Ters Yüz

uçurtmanı ters tuttuğundan yerin

içine çekiyorlar seni

bu zevk değil

anca solucanca

kasığına kanca takılana kadar

sürünüyorsun kumca

inci toplayacağım diye daldığın

denizde tuz topakları ağzında

gözlerin hep kırmızı

kan besler gibi

kiraz tükürür halde uyumuyor

vicdanına asılanlara yüz vermiyorsun

“ben mi yarattım?”

kuş çok büyük çok zengin çünkü

yumurtaları almak için kesmeyeceğin

kaz yok ama anaların yavru keseleri

mezar taşları hepsinin

içinde bir kitap

sana bela okuyorlar

sevilmek zor iş, parayı yer yutar

nefsi kurutur çamaşır ipinde asar

kim sana gülüyor bilemezsin

nefesin kesilir

ölüyorum diyemezsin

gel çık gömüldüğün yerden

bir önceki şiire inan af dile

görsel: Joseba Eskubi “Insomnia”

Keyif Gözü

Şiir olmadığını söylüyor. Çünkü çok insan duysun istiyor.

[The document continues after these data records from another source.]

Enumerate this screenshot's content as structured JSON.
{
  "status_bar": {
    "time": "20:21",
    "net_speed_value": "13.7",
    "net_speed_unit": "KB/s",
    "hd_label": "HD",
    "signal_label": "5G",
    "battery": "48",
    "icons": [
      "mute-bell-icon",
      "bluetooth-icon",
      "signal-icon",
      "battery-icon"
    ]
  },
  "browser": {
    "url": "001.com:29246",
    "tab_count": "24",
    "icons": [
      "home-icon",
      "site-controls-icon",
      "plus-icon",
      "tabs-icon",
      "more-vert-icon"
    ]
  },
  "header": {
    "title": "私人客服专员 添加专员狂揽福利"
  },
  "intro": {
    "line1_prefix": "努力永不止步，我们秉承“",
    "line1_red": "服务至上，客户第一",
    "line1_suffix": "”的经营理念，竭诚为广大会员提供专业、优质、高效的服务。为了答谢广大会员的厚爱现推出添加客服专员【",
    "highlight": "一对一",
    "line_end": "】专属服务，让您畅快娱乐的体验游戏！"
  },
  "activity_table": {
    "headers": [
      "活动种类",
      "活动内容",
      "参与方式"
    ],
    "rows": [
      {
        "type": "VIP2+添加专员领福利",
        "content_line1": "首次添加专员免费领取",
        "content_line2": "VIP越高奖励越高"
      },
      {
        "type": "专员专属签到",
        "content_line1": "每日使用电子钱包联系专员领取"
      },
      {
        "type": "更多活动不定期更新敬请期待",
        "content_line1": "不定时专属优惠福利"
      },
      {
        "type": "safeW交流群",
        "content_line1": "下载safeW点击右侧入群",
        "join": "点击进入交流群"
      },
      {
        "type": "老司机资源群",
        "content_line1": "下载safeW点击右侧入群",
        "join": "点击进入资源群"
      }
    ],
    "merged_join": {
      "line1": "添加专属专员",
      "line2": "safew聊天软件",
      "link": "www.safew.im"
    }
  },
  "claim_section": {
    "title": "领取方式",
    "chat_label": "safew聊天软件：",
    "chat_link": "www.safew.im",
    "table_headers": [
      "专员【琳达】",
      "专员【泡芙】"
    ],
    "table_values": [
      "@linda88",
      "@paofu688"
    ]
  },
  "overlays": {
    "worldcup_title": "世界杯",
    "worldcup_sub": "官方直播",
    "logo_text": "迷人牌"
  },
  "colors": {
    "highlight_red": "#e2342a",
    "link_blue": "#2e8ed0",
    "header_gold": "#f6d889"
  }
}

Şiiri hissetmek için ayda en az bin dolar gelir gerek. gelir gider. dolar boşalır.

Gerdeğe giremedikçe gergadanlaşan engerek, hepimiz ergen.

Buyuz, suyuz. İçiyorlar memelerinden.

Cennette bir nehir var ve Boğaziçi’nden geçiyor.

Şiiri anlamıyorlar çabuk gelsinler, boşalsınlar, bilsinler.

Minare dönsün dolaşsın, dikleşme, erkek egemen meme ucu.

Ahhh istiyorlar. İnleme. Kafalar yeter sanki….

Bir şey duyayım ve ağzım açık kalsın, aklımı çalıştırmayayım.

O zaman ağzına … yaparlar…

Güzel şeylerin hiçbiri şeyinden, Şeyhinden böyle değil.

Zamanı parçala, sür, macun o, bak saçların aklaşacak.

Sana kim yaklaşacak?

Tek bir adam gelsin, seni sürekli mutlu etsin, yok öyle şey Naci.

Eşcinselleri dövüyorlarmış, inananları bilmeden seviyorlarmış.

O da değişir. Gözü mor bir insan kalır.

Biz başörtüsünü de saçı da seviyorduk. Sınıfımda hepsi insandı.

Kim kırdı?

Dilim cop olsa da vursam her birinize. en çok da küçük kendime.

Tanrının umurunda değil belli… istersen elli, ister yüz, istersen boğul.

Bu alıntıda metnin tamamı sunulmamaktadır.